Letting Your Kids Grow Up…While Still Holding On


One of the first changes we made to our home when we moved here in the last days of 2003 was preparing the nursery. I was a few months pregnant and had suffered through a miserable start to pregnancy. Seeing the room take shape and knowing that there was a light at the end of the tunnel got me through the remaining sickness.

I had no idea that my daughter would arrive two months early and spend the first month of her life, not in the cozy Winnie-the-Pooh nursery, but in the hospital surrounded by monitors and nurses. The nursery became a refuge, a place for me to relax and pray when I was not sitting by my child’s isolette at the hospital.

Thankfully, the once empty nursery became the home of millions of happy memories from time spent with my infant daughter to hours nursing my son to days of watching my kids get to know each other and eventually become close friends.
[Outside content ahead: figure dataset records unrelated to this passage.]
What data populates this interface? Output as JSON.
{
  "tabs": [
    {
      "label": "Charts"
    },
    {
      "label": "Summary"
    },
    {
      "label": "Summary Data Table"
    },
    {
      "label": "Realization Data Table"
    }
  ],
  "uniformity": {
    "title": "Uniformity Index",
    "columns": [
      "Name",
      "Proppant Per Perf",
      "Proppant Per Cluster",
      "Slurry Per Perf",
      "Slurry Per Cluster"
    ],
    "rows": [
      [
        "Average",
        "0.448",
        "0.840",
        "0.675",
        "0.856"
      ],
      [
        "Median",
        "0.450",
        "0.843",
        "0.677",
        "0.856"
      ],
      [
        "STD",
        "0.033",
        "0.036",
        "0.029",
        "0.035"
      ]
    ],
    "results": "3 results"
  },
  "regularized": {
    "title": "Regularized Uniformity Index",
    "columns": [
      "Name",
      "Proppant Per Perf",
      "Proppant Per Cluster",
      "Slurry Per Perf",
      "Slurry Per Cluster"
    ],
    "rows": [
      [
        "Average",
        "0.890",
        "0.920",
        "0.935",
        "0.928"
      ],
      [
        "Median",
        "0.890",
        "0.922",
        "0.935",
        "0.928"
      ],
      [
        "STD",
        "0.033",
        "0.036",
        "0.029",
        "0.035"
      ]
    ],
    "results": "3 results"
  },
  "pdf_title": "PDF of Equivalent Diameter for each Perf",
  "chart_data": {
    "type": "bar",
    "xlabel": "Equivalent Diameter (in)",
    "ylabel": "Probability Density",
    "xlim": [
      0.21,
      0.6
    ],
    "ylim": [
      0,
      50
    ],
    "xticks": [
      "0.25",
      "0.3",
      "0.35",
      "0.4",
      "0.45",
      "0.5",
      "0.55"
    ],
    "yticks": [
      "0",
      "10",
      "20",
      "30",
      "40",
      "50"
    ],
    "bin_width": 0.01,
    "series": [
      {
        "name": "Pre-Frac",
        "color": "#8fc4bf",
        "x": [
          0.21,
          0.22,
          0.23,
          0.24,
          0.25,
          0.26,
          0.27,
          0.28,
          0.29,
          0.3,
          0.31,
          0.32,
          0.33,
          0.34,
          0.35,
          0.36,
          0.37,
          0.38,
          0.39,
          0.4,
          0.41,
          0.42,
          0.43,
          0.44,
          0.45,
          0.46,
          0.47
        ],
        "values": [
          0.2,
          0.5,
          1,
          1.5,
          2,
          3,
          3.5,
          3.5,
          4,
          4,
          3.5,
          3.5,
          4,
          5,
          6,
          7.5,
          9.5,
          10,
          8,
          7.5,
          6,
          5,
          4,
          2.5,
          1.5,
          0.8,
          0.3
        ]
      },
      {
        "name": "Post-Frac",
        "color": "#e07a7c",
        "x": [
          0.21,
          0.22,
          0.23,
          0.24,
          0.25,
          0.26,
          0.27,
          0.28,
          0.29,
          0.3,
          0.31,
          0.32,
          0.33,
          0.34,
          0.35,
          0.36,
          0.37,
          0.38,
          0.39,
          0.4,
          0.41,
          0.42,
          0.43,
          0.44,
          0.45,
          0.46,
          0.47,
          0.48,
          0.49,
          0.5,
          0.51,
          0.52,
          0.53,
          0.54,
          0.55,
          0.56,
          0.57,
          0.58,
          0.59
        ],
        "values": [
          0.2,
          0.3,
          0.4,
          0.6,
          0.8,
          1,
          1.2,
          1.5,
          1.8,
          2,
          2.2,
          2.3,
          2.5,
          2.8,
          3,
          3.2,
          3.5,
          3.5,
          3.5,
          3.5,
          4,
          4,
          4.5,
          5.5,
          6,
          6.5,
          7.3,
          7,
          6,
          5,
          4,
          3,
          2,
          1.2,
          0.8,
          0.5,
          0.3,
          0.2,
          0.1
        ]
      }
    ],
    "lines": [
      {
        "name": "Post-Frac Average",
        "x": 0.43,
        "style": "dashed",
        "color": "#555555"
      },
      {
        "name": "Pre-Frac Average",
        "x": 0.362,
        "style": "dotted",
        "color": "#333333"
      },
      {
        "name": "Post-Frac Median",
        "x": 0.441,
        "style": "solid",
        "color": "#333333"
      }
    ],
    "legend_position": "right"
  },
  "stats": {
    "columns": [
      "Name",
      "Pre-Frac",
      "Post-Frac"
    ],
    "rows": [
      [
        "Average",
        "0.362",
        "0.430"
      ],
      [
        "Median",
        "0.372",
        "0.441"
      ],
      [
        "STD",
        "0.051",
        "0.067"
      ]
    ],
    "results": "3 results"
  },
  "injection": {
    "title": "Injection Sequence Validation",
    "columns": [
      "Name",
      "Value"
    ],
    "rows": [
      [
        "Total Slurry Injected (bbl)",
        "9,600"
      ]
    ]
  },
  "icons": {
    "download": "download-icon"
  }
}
When I realized that it was time for my son to have a bedroom that reflected the kind of boy he was becoming and not my ideas of the perfect nursery, I threw myself into making bedding and pillows, finding just the right big boy room accessories. But there was that looming issue…how could I let go of my babies’ nursery? I decided that I didn’t have to let go entirely.

I saved four squares from the bedroom’s border: a Winnie-the-Pooh, an Eeyore, a Tigger, and a Piglet. I purchased a frame from my local discount home store for $11.99 and placed one picture in each opening. Eventually I plan on breaking the squares into two smaller frames for my children to put in their own children’s nurseries, but for now, I have a small piece of that nursery that meant so much to me. It is an easy way for me to let go…while still holding on.